After a breakup with Robert Pattinson and emergency surgery, the queen of art pop has written her most personal album yet and come out fighting
FKA twigs lives in a real house, in the real world, though this seems hard to believe. She appears so alien, in her music and her performances, in the way she presents herself, that you’d be forgiven for believing that she lived in a cryo chamber alongside bejewelled hip-hop robots, or a martial arts monastery surrounded by an enchanted thicket of thorns.

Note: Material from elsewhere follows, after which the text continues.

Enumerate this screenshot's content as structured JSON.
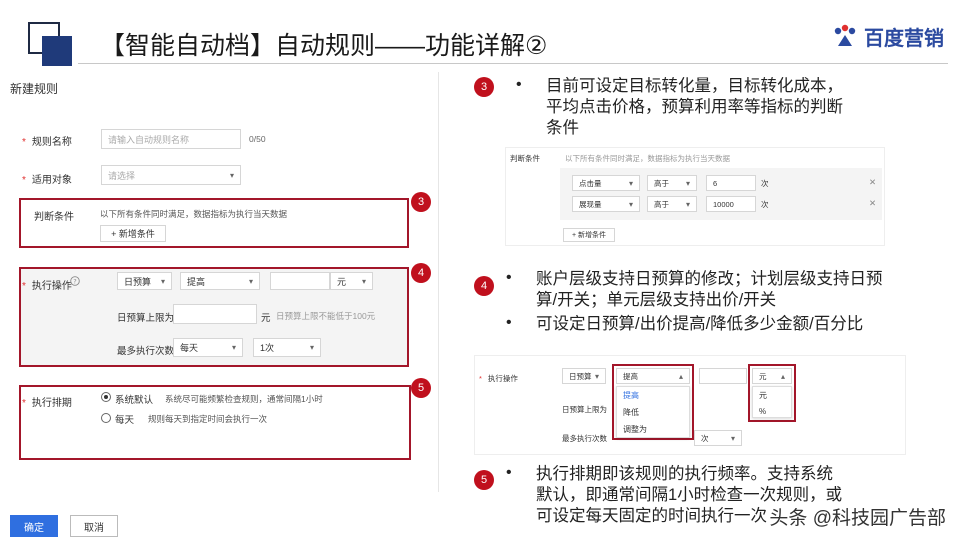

Twigs’ art is not of the stripped-back, real me, acoustics-and-grubby-jeans variety. She arrived on the scene in 2012, whispering like Tricky, clattering like the xx, romancing like Prince, singing like Kate Bush, yet not actually quite like anyone else. A polymath – she is a beautiful dancer and has directed pop videos and immersive theatre – she works in experimental hinterlands, creating atmospheres rather than singalong stories. For example: the sparse and sad track Cellophane, released in April as the opening single for her new album, was accompanied by a video that featured twigs athletically pole-dancing in a sparkly bikini before being eaten by a lookalike insect, falling into watery depths and being covered in orange mud by caring tortoise creatures. Twigs is about intensity, beauty, sexuality and freakiness.
Because of this, I’ve geared myself up for her to be a tricky interviewee. Distant. Abstract. Maybe a bit defiant. But twigs is not like this. She is friendly and quite serious. She has a light, RP voice with a slight lisp and a young face; though she is now 31, she can seem 10 years younger, especially when she laughs.